PADANG, FOKUSRIAU.COM-Direktur Pusat Studi Konstitusi (Pusako) Universitas Andalas, Feri Amsari mengkritik keputusan Mahkamah Agung (MA) yang mencabut dan membatalkan Peraturan Pemerintah (PP) Nomor 99 Tahun 2012 atau dikenal PP Pengetatan Remisi Koruptor.
Feri menilai, putusan MA membuat koruptor makin kuat untuk merusak elemen demokrasi.
“Sedari awal, MA memang miskin keberpihakan dalam pemberantasan korupsi. Dengan putusan tersebut, kian hari kian membuat koruptor menguat merusak elemen-elemen demokrasi,” kata Feri kepada wartawan, Jumat (29/10/2021).
Feri juga mengkritik alasan MA mencabut pengetatan remisi ini, karena majelis menilai hak mendapatkan remisi harus diberikan tanpa terkecuali kepada terpidana.
Menurut Feri, terpidana korupsi tidak bisa disamakan dengan kasus lain karena termasuk kejahatan luar biasa.
“Bedalah, kan kejahatan khusus harus mendapatkan tindakan khusus. Di mana-mana, kejahatan luar biasa diberlakukan beda. Jangan ke teroris diberlakukan beda, sementara kejahatan lebih jahat dari teroris, yaitu korupsi dicari-cari alasan meringankan hukuman,” tuturnya.
Lebih lanjut, Feri tidak ingin berasumsi bahwa putusan MA berpihak pada koruptor. Akan tetapi, dari putusan itu, dia menilai MA tidak menunjukkan keberpihakannya kepada pemberantasan korupsi.
“Aku tidak mau berasumsi, tapi kita kan bisa baca arah putusan sama sekali tidak menunjukkan keberpihakan pada pemberantasan korupsi,” katanya.
Dengan dicabutnya pengetatan remisi kepada koruptor ini, Feri khawatir kejahatan korupsi makin banyak. Sebab, ancamannya tidak lagi menakutkan.

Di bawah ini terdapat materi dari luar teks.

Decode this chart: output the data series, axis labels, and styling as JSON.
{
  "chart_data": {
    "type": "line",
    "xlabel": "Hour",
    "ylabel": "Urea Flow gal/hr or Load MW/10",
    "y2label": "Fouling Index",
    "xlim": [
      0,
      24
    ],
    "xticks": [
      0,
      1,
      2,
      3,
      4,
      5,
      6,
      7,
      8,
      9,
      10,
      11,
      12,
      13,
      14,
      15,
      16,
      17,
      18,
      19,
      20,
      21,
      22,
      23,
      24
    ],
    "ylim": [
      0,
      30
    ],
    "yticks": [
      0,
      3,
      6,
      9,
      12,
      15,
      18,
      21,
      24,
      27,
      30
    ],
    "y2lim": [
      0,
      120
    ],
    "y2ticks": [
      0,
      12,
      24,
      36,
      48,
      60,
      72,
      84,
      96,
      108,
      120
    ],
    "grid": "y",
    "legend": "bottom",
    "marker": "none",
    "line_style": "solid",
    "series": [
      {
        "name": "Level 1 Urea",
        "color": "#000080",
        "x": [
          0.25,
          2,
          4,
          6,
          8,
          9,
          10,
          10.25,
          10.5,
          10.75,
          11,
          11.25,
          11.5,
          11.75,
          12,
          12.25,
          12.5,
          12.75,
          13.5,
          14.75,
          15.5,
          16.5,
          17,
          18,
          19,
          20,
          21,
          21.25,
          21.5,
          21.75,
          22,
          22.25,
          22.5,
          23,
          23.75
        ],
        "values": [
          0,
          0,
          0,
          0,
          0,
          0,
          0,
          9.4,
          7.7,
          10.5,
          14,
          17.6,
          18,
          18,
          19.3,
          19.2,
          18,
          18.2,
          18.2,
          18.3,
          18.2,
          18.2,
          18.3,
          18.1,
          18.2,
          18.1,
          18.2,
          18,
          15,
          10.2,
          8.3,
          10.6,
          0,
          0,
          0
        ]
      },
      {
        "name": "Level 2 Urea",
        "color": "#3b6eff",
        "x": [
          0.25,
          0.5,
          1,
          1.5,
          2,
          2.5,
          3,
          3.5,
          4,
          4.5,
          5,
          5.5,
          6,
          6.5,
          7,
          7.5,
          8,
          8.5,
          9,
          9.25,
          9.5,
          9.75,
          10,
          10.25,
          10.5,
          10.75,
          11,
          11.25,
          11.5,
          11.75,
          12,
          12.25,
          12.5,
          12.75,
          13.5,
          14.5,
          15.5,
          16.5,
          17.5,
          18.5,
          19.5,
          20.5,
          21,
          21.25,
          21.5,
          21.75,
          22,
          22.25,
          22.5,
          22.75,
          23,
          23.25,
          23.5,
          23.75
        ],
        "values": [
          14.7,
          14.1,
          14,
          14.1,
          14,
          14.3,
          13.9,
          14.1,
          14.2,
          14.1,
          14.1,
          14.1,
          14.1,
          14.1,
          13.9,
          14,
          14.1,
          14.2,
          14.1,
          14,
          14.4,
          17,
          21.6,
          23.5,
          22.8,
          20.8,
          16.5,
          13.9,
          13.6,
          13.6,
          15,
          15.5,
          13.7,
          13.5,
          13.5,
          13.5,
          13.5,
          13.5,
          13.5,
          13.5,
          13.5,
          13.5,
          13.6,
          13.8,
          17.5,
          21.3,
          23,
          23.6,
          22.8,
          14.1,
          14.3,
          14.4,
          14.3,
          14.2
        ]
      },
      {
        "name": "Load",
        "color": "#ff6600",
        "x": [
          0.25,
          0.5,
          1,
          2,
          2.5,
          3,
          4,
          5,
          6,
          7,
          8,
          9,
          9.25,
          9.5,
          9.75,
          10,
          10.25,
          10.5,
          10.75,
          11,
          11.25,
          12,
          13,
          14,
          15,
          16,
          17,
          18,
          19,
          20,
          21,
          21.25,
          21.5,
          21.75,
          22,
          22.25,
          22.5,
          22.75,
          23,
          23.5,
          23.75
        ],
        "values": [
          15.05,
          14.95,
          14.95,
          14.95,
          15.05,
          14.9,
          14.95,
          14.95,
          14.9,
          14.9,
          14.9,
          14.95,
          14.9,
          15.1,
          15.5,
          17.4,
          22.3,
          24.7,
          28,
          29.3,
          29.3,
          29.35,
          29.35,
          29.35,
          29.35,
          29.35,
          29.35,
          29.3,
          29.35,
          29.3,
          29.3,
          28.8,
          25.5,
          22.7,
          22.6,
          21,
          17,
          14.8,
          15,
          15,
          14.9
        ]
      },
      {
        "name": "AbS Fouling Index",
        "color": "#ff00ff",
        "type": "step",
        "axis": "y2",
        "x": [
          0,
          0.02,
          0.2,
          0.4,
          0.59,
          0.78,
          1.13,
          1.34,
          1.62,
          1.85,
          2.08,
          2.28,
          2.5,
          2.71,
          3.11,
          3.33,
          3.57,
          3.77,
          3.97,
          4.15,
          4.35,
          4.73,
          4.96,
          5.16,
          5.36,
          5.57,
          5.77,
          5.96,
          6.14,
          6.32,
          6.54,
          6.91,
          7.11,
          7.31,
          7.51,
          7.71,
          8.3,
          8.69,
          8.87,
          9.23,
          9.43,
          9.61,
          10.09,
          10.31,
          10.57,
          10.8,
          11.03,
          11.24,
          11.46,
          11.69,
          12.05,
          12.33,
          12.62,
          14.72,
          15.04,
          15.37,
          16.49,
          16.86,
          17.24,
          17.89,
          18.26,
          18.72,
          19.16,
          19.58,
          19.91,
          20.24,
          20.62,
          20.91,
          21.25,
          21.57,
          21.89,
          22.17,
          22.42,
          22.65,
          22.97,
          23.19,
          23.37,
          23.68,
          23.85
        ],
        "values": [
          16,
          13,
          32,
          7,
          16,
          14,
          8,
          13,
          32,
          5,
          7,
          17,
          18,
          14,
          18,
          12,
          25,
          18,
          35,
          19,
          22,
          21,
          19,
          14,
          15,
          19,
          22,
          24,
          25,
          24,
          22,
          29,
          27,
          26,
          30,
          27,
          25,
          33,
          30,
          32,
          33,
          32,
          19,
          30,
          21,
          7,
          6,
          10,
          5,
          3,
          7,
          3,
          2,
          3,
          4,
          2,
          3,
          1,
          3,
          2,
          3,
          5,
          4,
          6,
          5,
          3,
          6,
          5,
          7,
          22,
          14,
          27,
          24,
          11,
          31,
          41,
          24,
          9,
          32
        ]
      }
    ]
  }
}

“Tentu membuat kejahatan korupsi kian banyak karena ancamannya tidak menakutkan,” tuturnya.
Alasan Majelis Cabut PP Pengetatan Remisi Koruptor
Diketahui, dalam pertimbangannya, majelis judicial review menyatakan narapidana bukan hanya objek, tapi juga subjek, yang tidak berbeda dengan manusia lainnya, yang sewaktu-waktu dapat melakukan kekhilafan yang dapat dikenai pidana, sehingga tidak harus diberantas.
Namun yang harus diberantas adalah faktor-faktor yang menyebabkan narapidana berbuat hal-hal yang bertentangan dengan hukum.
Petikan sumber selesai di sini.